China hat die USA als bis dato weltgrößter CO2-Verschmutzer inzwischen überholt. Viele arme Entwicklungsländer, die nur wenig zum Anstieg der weltweiten CO2-Emissionen beitragen, lehnten die Deklaration von Kopenhagen rigoros ab. Der Sudanese Lumumba Di-Aping, einer der Sprecher der Gruppe der Entwicklungsländer (G77),  sagte zu der Erklärung, sie sei "schwach". "There's nothing ambitious in this text."

Nach einem internen Papier des UN-Klimasekretariats vom 15. Dezember 2009, aus dem Nachrichtenagenturen zitierten, reichten die bis dahin abgegebenen Zusagen zur Reduzierung der Treibhausgas-Emissionen nicht aus, um die Erderwärmung auf zwei Grad zu begrenzen. Vielmehr müsse mit einem Anstieg der globalen Durchschnittstemperatur um mindestens drei Grad Celsius gerechnet werden. Seither sind die weltweiten Emissionen weiter angestiegen.

Nach Abschluss der Reden wichtiger Regierungschefs auf dem Kopenhagener Gipfel, darunter der USA und China, die zusammen etwa die Hälfte der weltweiten CO2-Emissionen verursachen, hatte der Deutsche Naturschutzring (DNR) konstatiert, die vom Weltklimarat gesetzten Ziele zur Erreichung der Zwei-Grad-Zieles würden klar verfehlt. So habe US-Präsident Obama "lediglich eine Reduzierung von ganzen 4% der CO2-Emissionen bis 2020 und von 34% bis 2050 auf der Basis des Jahres 1990 zugesagt", kritisierte damals der DNR.

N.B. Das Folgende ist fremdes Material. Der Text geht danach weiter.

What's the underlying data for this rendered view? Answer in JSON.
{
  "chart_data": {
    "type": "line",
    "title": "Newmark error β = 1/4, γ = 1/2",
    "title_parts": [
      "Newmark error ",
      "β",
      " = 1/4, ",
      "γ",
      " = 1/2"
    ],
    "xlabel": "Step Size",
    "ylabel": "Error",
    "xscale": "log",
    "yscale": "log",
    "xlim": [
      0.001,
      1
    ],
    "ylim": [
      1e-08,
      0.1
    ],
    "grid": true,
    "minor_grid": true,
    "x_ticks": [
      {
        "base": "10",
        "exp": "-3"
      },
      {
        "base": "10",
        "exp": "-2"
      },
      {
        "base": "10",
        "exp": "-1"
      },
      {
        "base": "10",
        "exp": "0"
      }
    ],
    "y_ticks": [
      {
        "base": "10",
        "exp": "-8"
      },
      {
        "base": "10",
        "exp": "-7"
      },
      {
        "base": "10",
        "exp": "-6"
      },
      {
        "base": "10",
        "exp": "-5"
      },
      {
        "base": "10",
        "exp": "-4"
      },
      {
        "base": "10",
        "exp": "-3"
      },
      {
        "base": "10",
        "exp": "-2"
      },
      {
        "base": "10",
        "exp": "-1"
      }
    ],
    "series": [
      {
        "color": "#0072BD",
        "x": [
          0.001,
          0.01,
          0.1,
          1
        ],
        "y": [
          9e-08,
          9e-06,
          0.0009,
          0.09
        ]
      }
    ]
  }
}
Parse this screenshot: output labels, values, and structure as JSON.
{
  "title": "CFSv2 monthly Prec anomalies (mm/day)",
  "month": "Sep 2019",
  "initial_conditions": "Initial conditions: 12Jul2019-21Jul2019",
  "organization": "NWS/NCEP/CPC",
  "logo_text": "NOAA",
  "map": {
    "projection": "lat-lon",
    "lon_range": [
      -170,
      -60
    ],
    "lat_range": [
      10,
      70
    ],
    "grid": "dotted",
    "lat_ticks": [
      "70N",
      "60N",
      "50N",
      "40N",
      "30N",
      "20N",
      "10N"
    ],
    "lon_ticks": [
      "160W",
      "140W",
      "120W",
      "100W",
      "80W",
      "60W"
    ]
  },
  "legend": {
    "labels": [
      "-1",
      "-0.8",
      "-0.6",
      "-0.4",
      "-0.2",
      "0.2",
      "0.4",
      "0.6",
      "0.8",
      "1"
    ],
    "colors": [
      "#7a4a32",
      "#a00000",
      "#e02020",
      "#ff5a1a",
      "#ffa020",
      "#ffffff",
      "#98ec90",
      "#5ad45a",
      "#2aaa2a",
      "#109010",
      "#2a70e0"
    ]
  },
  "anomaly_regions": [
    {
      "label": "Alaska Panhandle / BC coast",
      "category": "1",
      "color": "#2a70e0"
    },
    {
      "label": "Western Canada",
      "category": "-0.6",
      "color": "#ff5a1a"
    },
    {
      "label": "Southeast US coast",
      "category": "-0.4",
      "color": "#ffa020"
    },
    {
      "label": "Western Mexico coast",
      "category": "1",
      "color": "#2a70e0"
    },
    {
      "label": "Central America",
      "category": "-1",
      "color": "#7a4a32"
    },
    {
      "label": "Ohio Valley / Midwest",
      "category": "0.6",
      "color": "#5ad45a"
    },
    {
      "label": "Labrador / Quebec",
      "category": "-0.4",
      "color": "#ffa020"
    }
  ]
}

Durch die Verhinderungsstrategie der US-Finanzindustrie und der von ihr abhängigen Großkonzerne und US-Politiker - im Verein mit Erdöl produzierenden Staaten wie Saudi-Arabien - sind die Klimaverhandlungen der Vereinten Nationen derzeit praktisch zum Erliegen gekommen. Die Folgen tragen vor allem die Menschen in den ärmsten Entwicklungsländern, die sich die Hochtechnologie zur Minimierung der aus dem Anstieg der globalen Durchschnittstemperatur resultierenden Katastrophenfolgen nicht leisten können. Mit den "Klimaflüchtlingen" werden die Konsequenzen des Nichthandelns letztlich aber auch die Industriestaaten einholen.